A unique album! An album defined by both its ambition and its execution.
Sylvie Courvoisier (piano); Cory Smythe (piano)
It is unnerving to realise that Stravinsky’s ‘The Rite of Spring’ has been with us for 110 years: the power to thrill, surprise and challenge still there. ‘The Rite of Spring’ is one of the landmarks of twentieth century music, towering over the music of the century in the way that Picasso’s work dominates the art world.
Sylvie Courvoisier and Cory Smythe decided to use the masterwork: to interpret it and reimagine it. ‘The Rite of Spring’ is a piece I’ve loved for as long as I can remember,’ Courvoisier says. ‘It’s not an easy piece. It is an incredible challenge.’ Sometime ago, Courvoisier began work on a solo arrangement of ‘The Rite of Spring’, taking liberties with the original in the spirit of jazz interpretation. However, the guardians of the Stravinsky estate would only allow piano performances of the Rite in the composer’s version for two pianos or four hands. Nothing daunted, Courvoisier sought out a pianist who would relish playing the original score and would also engage with the new Courvoisier composition ‘Spectre d’un songe’ a piece inspired by the Rite.
The first performance of the ballet and music of ‘The Rite of Spring’ in Paris in 1913 was hated, people were scandalised, they rioted and walked out. They should have been warned because Stravinsky and Claude Debussy had already played the four-hand reduction in public. This is the arrangement that Courvoisier and Smyth have used for the Rite section of the recording,
Although the Rite of Spring has movements with specific titles to do with rituals, Stravinsky later denied that his music was descriptive. He called his compositions ‘objective constructions.’

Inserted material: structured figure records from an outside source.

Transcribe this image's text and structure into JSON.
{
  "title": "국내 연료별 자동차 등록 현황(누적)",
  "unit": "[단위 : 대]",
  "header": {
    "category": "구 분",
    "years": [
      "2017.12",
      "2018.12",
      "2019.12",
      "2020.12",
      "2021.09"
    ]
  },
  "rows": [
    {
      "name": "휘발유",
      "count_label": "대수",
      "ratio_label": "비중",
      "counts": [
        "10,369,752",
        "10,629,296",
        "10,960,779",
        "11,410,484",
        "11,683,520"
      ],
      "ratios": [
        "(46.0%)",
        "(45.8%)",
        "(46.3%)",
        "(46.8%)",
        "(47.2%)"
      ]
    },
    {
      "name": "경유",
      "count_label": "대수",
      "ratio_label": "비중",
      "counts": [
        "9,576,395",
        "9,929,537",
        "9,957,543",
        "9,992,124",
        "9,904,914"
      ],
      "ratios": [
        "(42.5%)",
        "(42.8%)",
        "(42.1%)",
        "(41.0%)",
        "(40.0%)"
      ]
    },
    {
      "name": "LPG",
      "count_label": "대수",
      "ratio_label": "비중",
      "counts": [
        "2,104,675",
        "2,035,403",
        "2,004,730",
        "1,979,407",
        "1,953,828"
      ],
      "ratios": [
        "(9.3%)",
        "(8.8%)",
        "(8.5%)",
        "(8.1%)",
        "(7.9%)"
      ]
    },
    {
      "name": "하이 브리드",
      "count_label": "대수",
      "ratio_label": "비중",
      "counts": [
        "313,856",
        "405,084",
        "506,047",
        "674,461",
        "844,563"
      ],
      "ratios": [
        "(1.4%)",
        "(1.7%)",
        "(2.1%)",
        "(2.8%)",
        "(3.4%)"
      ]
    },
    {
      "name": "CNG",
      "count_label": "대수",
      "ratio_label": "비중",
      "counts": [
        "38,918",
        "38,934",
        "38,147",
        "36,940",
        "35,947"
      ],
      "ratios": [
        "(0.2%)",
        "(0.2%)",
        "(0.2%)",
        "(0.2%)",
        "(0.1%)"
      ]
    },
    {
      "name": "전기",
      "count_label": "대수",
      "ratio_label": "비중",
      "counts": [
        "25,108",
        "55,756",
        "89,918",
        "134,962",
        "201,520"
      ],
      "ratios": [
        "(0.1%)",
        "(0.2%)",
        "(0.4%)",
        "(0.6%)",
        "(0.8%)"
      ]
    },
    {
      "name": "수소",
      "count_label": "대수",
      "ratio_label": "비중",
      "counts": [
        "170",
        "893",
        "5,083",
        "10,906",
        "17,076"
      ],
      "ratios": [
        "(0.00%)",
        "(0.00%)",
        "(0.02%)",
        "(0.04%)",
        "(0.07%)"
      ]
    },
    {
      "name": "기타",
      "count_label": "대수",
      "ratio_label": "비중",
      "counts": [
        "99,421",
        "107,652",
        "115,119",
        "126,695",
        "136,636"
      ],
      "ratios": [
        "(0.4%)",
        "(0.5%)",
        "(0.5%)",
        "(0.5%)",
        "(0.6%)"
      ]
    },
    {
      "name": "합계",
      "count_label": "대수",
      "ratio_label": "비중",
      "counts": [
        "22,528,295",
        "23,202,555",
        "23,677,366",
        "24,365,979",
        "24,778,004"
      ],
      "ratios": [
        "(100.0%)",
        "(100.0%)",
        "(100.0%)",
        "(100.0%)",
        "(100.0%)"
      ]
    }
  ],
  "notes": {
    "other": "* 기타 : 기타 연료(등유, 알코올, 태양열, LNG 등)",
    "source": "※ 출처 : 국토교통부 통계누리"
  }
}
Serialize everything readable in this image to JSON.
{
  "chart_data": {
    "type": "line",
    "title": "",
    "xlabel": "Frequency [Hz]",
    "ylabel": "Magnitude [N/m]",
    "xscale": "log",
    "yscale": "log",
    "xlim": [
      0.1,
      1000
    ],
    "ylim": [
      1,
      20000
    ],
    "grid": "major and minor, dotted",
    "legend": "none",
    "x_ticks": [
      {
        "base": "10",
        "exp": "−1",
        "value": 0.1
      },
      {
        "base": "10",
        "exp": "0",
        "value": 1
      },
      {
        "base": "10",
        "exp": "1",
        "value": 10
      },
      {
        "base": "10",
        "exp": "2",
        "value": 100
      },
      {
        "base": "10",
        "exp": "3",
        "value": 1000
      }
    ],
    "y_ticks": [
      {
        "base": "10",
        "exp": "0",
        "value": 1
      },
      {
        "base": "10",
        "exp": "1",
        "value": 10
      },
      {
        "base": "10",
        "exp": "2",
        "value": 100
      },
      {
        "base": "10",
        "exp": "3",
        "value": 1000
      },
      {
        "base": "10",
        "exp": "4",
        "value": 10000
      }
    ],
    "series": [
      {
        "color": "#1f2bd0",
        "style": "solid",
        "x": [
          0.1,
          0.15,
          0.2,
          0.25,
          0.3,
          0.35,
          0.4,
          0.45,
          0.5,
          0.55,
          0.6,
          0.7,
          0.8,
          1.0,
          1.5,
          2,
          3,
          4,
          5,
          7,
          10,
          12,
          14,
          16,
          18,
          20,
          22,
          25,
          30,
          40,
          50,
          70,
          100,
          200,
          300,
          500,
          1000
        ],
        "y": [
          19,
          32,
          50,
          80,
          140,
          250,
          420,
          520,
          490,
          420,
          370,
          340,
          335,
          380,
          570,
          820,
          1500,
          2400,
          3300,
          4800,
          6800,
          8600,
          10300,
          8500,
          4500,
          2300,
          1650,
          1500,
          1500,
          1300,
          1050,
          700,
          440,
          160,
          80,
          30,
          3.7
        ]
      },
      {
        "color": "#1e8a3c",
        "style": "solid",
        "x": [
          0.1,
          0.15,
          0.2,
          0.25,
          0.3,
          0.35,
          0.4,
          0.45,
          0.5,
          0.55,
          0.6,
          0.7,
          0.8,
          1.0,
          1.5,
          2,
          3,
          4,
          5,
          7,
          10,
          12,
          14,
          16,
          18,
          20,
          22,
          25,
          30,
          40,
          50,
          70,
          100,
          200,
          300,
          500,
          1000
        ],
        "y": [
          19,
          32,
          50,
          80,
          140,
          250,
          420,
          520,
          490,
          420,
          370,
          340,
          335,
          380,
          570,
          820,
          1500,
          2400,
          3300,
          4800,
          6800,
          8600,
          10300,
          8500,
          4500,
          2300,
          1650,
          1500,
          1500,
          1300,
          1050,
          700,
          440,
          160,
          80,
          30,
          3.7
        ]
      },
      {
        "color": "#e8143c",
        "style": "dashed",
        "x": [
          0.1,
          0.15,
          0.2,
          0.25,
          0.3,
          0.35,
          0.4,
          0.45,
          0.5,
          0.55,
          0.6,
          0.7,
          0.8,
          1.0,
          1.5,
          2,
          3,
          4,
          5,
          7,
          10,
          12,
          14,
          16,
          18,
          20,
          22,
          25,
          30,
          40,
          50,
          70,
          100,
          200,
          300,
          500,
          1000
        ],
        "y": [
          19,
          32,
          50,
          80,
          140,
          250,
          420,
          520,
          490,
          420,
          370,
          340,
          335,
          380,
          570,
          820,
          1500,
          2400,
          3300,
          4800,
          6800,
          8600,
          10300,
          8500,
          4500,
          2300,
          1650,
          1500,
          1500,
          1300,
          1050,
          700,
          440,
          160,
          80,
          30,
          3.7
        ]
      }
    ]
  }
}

Hearing Courvoisier and Smythe playing the piano score is an initial shock because their pianistic interpretation is as incisive lyrical, thunderous, saturated with polyrhythms, fiery and strangely melodic as the full score. The pianists’ touch, the beauty of the piano sound and the depth achieved by the recording embellishes the experience. By listening to, what is sometimes called ‘a reduction’, little is lost. There is nothing reduced here. Rather, the Courvoisier and Smythe version is ‘an addition’ because it allows the identification of parts of the music that were obscured by the full orchestral score.
Straight into the opening of the Stravinsky piece there is the limpid opening, then the subtle pauses, the glittering clusters of notes, the clear rhythms coalescing into subtle hints, the classical discipline, the balance between the two pianos, the emergence of melodies only to be submerged under the riches of the variations, the stabbing, chopping block sounds ring out from the depths of the Steinways, the sudden contrasts, savage chords balanced with silence, Stravinsky’s editing, the plethora of rhythms flawlessly rendered, the relentless drive.
In Courvoisier’s ‘Spectre d’un Songe’ the opening notes are as charged as the Rite with pianistics inside the piano. The high chromatic notes scintillate with metallic ripples. The repetitions, the silences, the empathy and pauses before moving on. Courvoisier noted some time ago that she learnt to edit. You can hear it here, her rippling motifs, dominate, pointillistic notes pierce the fabric of the surface. A jazz rhythm emerges midway and provides the basis for rolling shards of notes to pepper the surface over the relentless rhythm. Stravinsky did not pluck the strings in the piano. The zither sound starts the build to the end with a weird tortuous climax before a drifting away in to nothing.
‘Spectre d’un Songe’ (Ghost of a Dream) How brave Courvoisier is, pitting her allusive piece against such a monumental work! Courvoisier has often thrived on confrontation. The playing of the duo on the original Stravinsky score is brilliant, displaying a courage almost unique in jazz. Sylvie’s own ghostly dream echoes and resonates. A unique album! An album defined by both its ambition and its execution. Triumph for Smythe and Courvoisier.